Namely \ (dp (u, dis) \) represented by \ (u \) is the root of the subtree, \ (u \) depth \ (dis \) answer when
Defined by the subject can easily think, \ (DP (U, DIS) = max \ {DIS TOT * [U], DP (V, + DIS. 1) \} \)
\ (tot [u] \) is to \ (U \) the number of leaf nodes of root subtree (i.e. the root node to \ (U \) period for the common prefix, this string having a common prefix an amount of \ (TOT [U] \) )

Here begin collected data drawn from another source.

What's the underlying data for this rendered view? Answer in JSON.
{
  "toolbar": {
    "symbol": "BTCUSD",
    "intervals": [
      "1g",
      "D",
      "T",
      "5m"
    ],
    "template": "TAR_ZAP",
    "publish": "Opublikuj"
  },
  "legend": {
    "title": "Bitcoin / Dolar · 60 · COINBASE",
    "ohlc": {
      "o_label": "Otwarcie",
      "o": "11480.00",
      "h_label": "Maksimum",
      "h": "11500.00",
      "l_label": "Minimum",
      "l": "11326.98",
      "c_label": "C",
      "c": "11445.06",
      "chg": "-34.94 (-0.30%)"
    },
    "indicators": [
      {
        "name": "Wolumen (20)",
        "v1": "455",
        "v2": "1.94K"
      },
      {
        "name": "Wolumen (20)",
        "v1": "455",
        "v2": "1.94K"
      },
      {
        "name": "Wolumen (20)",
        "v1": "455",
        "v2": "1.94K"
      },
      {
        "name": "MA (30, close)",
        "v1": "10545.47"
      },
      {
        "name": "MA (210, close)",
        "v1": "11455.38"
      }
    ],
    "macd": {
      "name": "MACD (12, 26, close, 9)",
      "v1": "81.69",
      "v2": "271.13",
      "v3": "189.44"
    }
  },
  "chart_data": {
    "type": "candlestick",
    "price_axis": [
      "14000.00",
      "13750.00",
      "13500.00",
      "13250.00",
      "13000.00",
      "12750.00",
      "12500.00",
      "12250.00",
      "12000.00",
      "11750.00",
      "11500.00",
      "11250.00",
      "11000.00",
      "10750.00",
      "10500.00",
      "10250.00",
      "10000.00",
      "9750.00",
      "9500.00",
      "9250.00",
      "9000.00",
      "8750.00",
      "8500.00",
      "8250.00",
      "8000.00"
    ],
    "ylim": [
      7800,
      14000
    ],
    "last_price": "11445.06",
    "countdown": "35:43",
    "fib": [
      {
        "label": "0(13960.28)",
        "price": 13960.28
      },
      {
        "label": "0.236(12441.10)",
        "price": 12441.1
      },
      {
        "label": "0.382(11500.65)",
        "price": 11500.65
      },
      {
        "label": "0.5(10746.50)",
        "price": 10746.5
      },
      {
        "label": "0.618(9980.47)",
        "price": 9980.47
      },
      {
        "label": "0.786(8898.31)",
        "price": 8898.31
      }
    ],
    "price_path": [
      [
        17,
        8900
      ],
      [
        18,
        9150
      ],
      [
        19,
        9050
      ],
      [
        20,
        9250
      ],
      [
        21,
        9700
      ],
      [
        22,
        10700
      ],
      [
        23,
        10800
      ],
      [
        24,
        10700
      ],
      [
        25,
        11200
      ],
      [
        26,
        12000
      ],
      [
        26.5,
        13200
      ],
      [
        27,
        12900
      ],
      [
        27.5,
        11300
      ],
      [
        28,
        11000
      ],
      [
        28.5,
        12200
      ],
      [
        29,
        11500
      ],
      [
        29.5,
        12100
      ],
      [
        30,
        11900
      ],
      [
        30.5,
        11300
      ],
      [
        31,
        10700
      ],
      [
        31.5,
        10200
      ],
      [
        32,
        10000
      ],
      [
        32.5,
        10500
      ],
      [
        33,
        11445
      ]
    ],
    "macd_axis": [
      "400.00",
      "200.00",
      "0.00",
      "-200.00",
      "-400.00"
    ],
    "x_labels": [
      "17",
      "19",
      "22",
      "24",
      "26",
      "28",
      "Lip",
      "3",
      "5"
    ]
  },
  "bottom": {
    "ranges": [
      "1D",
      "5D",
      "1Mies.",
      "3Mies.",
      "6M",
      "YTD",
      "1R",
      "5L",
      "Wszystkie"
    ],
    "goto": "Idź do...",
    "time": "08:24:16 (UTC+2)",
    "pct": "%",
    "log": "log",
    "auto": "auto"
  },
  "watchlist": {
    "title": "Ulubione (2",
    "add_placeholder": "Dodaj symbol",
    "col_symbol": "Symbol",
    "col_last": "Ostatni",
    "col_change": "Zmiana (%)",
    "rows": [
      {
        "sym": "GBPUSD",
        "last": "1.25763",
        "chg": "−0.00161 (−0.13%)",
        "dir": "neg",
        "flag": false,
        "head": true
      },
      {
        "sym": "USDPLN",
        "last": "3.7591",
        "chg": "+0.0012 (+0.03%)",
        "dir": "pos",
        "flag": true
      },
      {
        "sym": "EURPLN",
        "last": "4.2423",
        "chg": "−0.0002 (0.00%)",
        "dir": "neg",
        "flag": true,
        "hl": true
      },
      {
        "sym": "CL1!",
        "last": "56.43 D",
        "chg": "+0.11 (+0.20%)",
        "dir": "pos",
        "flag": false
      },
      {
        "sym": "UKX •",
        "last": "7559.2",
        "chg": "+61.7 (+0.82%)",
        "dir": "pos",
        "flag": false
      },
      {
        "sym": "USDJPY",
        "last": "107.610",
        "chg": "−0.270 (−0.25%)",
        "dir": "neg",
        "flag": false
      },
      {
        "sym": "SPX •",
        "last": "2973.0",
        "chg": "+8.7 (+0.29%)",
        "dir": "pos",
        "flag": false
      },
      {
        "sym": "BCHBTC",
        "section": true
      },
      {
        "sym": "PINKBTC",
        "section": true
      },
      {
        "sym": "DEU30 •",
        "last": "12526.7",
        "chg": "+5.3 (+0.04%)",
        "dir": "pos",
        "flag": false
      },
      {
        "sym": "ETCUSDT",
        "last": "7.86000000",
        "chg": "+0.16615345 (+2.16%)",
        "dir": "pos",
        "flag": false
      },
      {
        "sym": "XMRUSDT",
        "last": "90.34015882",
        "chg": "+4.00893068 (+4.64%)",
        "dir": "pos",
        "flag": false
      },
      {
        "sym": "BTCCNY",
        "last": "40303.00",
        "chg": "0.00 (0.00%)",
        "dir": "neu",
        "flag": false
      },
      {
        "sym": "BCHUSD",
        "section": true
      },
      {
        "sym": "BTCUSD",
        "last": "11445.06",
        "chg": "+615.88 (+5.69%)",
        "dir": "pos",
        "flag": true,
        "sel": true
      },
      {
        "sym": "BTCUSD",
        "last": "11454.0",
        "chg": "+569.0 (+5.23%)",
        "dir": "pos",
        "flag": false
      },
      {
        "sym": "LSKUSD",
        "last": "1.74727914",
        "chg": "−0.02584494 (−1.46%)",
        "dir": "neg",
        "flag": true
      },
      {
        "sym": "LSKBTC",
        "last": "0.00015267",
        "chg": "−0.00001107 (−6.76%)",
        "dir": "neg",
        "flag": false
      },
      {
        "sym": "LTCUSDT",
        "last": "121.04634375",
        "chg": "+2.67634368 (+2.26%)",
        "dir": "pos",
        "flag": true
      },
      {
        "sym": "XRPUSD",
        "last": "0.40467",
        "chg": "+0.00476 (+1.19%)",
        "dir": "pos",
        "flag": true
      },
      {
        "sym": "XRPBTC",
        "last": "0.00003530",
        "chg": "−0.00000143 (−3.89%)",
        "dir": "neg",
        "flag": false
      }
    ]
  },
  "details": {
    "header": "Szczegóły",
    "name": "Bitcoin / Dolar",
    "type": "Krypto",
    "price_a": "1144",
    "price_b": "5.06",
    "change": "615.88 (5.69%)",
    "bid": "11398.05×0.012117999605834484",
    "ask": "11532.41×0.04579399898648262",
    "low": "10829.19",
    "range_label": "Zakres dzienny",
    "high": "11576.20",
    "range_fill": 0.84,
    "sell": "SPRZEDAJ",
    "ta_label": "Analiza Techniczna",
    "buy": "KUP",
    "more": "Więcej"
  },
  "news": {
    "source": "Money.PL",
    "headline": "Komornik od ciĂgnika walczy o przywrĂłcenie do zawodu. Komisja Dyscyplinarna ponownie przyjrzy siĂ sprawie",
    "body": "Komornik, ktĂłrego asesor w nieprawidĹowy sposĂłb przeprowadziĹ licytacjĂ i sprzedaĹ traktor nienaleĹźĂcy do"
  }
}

So we can expect a primary codes:
#include <bits/stdc++.h>
using namespace std;
struct Trie{
static const int maxnode = 100100;
static const int sigma_size = 2;
int ch[maxnode][sigma_size];
int val[maxnode];
int sz;
inline void init(){sz = 1;memset(ch[0],0,sizeof(ch[0]));memset(val,0,sizeof(val));}
Trie(){sz = 1;memset(ch[0],0,sizeof(ch[0]));memset(val,0,sizeof(val));}
inline int idx(char c){return c - '0';}
inline void insert(const string &s){
int u = 0,n = s.size();
for(int i = 0;i < n;i++){
int c = idx(s[i]);
if(!ch[u][c]){
memset(ch[sz],0,sizeof(ch[sz]));
val[sz] = 0;
ch[u][c] = sz++;
}
u = ch[u][c];
}
val[u]++;
}
inline int tot(int u){
int ret = val[u];
for(int c = 0;c < sigma_size;c++)
if(ch[u][c])ret += tot(ch[u][c]);
return ret;
}
inline int dfs(int u,int dis){
int ret = dis * tot(u);
for(int c = 0;c < sigma_size;c++)
if(ch[u][c])ret = max(ret,dfs(ch[u][c],dis + 1));
return ret;
}
}tt;
string ss;
int T,n;
inline void solve(){
tt.init();
cin >> n;
for(int i = 1;i <= n;i++){
cin >> ss;
tt.insert(ss);
}
printf("%d\n",tt.dfs(0,0));
}
int main(){
ios::sync_with_stdio(false);
cin >> T;
while(T--)
solve();
return 0;
}
The code that ran 160 ms , will not time out, but we still consider optimizing.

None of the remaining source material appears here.